L’ annuncio per il 2015 di un terzo episodio della saga, tra la gioia di tutte quelle persone che non hanno mai cancellato dal loro cuore il viaggio di Kate Walker e di Hans Voralberg, ci rende più facile il rispondere alla nostra domanda iniziale: ha ancora qualcosa da darci un gioco di dodici anni fa? Ebbene sì; una storia che non potrà non affascinarci, dei personaggi che impareremo a capire, a conoscere, e a cui finiremo per affezionarci, un mondo romantico e pieno di mistero, con segreti nascosti in ogni dove, che sia tra il ghiaccio di un mondo preistorico o tra gli ingranaggi di una fabbrica di automi. Non si può chiedere di più da un’avventura grafica.
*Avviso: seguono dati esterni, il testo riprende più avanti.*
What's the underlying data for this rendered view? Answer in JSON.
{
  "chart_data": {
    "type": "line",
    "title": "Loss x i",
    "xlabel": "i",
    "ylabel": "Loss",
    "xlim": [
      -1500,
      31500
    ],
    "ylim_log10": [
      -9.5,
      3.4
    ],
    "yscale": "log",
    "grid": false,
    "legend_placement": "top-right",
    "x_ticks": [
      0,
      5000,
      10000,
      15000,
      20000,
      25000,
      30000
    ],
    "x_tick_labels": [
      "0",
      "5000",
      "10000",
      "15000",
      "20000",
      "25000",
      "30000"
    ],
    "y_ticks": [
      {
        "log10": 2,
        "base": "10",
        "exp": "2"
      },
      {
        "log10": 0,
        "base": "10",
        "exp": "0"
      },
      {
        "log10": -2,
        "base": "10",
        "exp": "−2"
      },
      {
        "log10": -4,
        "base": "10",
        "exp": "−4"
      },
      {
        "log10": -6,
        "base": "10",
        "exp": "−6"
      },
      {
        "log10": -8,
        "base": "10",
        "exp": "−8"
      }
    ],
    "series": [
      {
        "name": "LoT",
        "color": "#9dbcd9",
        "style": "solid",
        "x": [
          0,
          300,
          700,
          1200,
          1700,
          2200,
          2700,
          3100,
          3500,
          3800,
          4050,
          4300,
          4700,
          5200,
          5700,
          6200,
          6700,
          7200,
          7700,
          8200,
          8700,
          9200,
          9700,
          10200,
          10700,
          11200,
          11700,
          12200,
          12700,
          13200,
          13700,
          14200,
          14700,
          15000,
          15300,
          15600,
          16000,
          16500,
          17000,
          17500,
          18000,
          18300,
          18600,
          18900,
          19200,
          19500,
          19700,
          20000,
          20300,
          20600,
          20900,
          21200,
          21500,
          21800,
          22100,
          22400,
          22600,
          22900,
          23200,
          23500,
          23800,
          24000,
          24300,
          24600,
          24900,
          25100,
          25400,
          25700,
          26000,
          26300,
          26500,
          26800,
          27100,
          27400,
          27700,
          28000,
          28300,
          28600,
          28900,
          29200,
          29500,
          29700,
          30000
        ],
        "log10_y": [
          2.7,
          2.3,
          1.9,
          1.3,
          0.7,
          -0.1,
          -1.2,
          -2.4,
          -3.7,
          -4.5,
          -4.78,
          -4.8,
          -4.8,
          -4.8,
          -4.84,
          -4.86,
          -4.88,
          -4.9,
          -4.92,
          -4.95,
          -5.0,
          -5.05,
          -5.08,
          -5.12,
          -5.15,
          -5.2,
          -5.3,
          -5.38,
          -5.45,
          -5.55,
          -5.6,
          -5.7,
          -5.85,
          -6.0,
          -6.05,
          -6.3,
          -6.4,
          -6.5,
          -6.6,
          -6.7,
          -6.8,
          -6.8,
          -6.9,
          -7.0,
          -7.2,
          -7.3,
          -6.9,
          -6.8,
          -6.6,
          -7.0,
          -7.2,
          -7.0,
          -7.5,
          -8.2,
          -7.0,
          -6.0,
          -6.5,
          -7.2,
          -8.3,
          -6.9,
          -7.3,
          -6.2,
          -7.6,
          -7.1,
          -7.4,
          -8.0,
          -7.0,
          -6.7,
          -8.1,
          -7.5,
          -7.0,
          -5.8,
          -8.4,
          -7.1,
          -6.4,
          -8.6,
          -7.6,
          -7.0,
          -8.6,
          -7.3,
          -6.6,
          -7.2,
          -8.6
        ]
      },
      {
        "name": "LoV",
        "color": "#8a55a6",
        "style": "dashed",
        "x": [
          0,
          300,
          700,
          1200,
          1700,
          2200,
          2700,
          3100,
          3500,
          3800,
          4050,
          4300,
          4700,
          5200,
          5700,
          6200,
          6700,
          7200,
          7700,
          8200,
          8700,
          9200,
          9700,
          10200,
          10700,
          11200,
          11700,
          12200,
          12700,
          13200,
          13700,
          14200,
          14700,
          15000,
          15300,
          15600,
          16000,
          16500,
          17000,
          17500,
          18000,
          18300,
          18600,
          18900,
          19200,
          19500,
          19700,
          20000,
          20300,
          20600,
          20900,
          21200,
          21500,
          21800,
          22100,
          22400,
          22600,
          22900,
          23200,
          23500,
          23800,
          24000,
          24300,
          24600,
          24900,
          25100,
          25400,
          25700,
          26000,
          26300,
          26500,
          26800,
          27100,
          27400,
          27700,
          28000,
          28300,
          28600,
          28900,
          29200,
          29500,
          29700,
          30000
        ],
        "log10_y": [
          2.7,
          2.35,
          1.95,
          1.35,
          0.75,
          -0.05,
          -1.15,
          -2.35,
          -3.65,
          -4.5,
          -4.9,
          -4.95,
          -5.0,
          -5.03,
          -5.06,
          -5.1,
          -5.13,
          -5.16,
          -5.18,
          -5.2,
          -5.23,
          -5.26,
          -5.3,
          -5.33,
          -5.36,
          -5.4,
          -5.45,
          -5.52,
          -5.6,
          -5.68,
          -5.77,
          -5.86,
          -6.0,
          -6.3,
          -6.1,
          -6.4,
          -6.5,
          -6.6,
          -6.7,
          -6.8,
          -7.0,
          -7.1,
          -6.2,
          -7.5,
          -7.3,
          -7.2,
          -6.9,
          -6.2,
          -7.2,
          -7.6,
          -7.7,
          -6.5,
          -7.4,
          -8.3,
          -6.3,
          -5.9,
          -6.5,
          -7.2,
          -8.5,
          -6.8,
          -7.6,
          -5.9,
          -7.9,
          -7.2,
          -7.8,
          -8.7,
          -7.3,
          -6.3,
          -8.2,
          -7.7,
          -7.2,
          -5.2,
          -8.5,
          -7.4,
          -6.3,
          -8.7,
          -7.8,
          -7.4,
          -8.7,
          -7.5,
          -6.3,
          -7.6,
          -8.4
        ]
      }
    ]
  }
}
E credo che non sia poco, in un periodo in cui, anche nel campo videoludico, si sogna così di rado…
– Davide Carnevale –
Retrogaming: Syberia
Isola Illyon
- Ambientazione estremamente affascinante;
- Gli scenari di Sokal sono delle vere e proprie opere d'arte;
- Personaggi profondi e ben sviluppati nel corso della storia;
- Enigmi ben congegnati e vari.
- Il secondo capitolo viene adombrato dal suo predecessore;
- Alcune musiche, seppure piacevoli, un po' sottotono;
- Alle volte il ritmo può sembrare troppo lento;
- Dobbiamo ancora aspettare per un Syberia 3...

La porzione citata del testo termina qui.